M. Jean-Pierre Door. C'est petit !

M. Pascal Terrasse. Voilà pourquoi nous pensons que ce PLFSS, en plus d'être insincère et sans envergure, est dangereux pour l'ensemble des assurés sociaux. Monsieur le ministre, nous aurons l'occasion de vous le rappeler tout au long de l'année 2005, et à toutes celles et ceux qui ne sont pas contents de m'entendre ici, nous saurons le leur rappeler le moment venu. (Applaudissements sur les bancs du groupe socialiste.)

Mme la présidente. La parole est à Mme Chantal Bourragué.

Mme Chantal Bourragué. Madame la présidente, madame la ministre de la famille et de l'enfance, monsieur le secrétaire d'État, mes chers collègues, si vous me le permettez, je vais m'attarder, pour la branche « famille », sur l'article 24 du projet de loi de financement de la sécurité sociale. Cet article prévoit le doublement de la prime d'adoption, qui passe de 812 euros à 1 624 euros en 2005.

La prime d'adoption, désormais adossée à la prestation d'accueil du jeune enfant, la PAJE, permet à tous les types de parentalité une reconnaissance identique.
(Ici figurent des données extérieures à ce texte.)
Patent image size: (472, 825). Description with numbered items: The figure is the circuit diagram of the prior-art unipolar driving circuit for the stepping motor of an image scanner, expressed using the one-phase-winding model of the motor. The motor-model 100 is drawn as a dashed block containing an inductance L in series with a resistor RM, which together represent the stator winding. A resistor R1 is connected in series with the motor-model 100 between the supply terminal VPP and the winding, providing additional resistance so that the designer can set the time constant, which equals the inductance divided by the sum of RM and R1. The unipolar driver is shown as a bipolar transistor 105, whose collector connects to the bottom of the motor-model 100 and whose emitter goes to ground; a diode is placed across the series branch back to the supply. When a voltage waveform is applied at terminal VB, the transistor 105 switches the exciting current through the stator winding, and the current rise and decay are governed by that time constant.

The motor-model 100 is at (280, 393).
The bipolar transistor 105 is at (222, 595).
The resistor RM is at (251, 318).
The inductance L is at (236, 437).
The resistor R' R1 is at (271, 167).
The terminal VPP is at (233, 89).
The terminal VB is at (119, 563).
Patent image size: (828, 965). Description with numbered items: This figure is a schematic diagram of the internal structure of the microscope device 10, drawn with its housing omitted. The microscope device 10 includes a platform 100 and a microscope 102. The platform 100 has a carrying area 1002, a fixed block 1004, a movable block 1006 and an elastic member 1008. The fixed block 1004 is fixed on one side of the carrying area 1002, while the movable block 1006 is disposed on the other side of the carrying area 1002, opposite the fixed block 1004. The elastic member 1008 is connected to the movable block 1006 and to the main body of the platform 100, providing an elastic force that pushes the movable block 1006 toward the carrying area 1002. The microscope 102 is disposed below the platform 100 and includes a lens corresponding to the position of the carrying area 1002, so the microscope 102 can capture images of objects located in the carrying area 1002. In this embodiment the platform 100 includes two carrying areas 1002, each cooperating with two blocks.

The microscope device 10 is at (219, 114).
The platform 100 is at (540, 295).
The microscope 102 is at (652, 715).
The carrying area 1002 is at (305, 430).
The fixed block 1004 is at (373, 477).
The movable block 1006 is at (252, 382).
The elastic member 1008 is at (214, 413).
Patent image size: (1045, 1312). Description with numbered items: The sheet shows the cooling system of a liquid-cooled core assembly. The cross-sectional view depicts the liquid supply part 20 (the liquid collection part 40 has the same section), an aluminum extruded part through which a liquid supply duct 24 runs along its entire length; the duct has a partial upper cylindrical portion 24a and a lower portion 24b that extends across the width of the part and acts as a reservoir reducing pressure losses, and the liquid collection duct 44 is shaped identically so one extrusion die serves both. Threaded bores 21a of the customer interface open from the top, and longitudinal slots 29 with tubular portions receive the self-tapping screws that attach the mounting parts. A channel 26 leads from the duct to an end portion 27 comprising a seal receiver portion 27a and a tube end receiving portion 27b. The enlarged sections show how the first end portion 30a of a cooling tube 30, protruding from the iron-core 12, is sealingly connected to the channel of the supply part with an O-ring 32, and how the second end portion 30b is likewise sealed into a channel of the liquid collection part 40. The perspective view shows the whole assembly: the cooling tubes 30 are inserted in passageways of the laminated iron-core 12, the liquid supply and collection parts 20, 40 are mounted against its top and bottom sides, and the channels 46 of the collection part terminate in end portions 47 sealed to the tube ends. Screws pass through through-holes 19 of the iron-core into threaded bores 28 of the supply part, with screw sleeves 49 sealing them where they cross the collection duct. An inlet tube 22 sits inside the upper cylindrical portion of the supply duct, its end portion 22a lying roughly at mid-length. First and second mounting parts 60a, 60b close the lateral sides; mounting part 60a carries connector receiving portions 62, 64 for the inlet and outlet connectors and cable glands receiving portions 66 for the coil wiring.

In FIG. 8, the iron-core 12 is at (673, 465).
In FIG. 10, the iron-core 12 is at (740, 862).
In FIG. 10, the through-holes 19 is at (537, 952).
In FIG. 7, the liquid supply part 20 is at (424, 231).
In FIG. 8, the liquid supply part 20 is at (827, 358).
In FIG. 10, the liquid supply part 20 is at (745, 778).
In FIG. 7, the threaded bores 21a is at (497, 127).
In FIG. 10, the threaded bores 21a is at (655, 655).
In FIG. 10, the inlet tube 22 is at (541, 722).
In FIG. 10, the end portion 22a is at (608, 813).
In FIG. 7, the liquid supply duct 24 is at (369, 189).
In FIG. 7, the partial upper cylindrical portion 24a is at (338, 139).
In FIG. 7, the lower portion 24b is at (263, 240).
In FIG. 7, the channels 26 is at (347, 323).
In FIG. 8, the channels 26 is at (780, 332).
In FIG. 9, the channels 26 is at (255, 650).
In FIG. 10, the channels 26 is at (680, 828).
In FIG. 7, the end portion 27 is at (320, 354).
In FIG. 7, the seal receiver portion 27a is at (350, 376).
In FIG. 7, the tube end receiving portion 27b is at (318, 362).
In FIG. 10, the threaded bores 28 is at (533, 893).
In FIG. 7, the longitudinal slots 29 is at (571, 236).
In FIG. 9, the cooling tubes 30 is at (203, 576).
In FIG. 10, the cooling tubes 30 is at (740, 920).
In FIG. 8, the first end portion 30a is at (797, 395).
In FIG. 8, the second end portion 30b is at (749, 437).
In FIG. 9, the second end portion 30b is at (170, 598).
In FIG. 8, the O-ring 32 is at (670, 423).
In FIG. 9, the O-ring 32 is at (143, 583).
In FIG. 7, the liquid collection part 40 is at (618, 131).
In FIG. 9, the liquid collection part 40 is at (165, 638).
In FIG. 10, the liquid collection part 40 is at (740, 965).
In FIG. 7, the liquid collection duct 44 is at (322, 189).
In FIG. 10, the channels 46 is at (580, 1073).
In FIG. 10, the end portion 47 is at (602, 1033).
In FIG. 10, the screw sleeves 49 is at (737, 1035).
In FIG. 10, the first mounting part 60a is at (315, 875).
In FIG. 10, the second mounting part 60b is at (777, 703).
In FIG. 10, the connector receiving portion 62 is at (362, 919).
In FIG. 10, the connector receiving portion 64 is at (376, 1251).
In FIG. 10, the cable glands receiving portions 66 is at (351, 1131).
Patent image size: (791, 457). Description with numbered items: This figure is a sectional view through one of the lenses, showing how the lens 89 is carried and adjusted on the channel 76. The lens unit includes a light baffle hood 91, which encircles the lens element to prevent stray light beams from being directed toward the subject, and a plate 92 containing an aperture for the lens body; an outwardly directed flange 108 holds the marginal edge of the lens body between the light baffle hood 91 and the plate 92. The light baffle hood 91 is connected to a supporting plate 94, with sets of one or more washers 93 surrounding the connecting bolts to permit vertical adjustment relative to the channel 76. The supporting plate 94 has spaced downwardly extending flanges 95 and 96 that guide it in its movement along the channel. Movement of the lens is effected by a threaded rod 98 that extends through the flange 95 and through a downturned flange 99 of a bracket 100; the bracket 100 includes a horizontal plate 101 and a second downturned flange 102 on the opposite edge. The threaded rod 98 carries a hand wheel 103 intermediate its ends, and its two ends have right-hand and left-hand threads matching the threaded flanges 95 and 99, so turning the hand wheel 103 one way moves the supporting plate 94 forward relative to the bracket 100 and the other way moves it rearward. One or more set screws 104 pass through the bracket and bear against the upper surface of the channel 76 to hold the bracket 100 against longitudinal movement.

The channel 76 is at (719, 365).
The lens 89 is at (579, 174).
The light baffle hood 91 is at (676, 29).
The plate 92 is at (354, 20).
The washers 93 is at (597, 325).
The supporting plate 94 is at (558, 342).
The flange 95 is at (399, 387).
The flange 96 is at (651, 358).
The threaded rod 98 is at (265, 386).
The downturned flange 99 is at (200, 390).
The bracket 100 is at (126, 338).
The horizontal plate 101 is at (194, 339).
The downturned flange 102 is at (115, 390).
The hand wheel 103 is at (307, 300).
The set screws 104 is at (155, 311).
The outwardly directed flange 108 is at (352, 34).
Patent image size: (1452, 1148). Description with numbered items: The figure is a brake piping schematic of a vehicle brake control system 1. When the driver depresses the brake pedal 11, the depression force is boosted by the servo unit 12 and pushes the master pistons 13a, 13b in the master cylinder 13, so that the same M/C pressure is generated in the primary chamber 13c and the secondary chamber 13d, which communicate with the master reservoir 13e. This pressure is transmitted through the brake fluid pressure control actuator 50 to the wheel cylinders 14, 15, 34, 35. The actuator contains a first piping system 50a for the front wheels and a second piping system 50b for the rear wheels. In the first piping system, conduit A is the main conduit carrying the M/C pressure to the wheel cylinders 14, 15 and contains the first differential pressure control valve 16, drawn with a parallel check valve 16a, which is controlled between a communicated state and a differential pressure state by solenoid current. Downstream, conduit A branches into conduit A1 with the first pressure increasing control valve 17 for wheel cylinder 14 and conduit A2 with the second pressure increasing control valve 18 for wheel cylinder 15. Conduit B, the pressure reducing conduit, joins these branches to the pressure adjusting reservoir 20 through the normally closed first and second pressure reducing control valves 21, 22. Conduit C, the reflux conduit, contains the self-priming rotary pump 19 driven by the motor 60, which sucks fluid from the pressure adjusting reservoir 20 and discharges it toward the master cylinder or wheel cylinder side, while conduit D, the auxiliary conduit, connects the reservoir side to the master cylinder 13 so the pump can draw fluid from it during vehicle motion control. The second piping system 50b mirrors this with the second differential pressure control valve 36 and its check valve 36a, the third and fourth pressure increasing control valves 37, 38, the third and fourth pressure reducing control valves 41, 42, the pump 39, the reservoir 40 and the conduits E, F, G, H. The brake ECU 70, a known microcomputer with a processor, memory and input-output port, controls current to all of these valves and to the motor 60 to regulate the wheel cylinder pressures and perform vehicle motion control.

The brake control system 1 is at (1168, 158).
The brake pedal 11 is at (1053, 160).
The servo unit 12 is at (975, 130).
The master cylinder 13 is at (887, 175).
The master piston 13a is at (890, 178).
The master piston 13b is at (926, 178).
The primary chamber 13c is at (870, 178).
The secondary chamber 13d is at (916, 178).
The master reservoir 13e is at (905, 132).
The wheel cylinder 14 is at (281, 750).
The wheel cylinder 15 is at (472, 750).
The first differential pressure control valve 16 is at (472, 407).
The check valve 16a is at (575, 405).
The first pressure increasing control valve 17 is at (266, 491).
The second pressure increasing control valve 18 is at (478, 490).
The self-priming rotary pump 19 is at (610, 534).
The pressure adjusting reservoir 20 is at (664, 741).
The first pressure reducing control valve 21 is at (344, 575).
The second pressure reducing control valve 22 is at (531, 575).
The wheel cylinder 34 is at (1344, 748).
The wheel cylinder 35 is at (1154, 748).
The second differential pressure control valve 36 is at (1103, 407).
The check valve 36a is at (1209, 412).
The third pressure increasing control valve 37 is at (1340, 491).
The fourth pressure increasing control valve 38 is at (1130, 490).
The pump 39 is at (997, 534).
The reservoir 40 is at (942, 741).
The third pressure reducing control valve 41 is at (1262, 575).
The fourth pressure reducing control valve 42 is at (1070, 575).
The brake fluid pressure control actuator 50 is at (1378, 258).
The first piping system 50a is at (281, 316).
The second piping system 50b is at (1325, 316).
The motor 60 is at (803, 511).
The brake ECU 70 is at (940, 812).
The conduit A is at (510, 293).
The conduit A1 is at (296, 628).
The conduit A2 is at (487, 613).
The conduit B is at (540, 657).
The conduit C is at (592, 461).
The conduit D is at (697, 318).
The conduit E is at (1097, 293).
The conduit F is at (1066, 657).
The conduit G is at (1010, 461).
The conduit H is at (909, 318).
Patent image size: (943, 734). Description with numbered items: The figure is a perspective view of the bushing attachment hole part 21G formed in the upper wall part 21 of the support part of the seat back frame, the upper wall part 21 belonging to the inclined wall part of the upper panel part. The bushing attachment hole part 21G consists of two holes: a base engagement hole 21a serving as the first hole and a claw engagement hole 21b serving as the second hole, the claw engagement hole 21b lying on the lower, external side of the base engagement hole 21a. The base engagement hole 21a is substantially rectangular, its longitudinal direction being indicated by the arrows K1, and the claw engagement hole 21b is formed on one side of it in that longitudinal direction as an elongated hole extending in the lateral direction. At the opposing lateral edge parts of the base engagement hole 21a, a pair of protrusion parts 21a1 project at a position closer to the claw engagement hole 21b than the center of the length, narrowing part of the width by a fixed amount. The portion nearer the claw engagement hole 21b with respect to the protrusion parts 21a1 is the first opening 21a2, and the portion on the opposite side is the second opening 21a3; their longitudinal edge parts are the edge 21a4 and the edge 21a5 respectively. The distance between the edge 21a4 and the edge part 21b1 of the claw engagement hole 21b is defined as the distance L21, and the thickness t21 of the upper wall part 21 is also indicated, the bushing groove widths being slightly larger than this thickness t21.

Je tiens à affirmer à Mme Fraysse que ce n'est pas de la démagogie, mais une mesure juste et concrète.

Rappelons que, depuis janvier 2004, environ 50 000 primes à la naissance sont versées chaque mois aux familles françaises. Ce sont plus de 550 000 familles qui ont bénéficié de l'allocation de base de la PAJE, dont plus de 1 000 familles au titre de l'adoption. Dans 43 % des cas, cette allocation est versée pour la naissance d'un premier enfant. C'est un réel progrès pour les familles.

La PAJE n'est pas qu'une prime de naissance ou une allocation, c'est aussi un complément de libre choix d'activité, qui aide les parents souhaitant réduire leur activité. C'est aussi un complément de libre choix du mode de garde pour les parents qui confient leur enfant à une assistante maternelle ou à une garde d'enfant à domicile.

La PAJE est une mesure concrète. Elle améliore la vie des familles. Le bilan est là : 750 000 familles ont perçu le complément d'activité et 100 000 le complément de libre choix du mode de garde.

Face à des tels chiffres, il est difficile de parler de démagogie.

Madame la ministre, vous prenez désormais en compte les besoins réels des parents désireux d'adopter un enfant, qui subissent des contraintes spécifiques induisant des démarches longues et coûteuses : frais de dossier, nombreux déplacements en France ou à l'étranger, paiement de frais d'entretien de l'enfant dans certains pays étrangers. Je suis certaine que ces familles seront sensibles à cette nouvelle reconnaissance. La démarche de l'adoption − courageuse, volontaire et généreuse − ne doit pas être semée d'embûches ni réservée aux plus aisés.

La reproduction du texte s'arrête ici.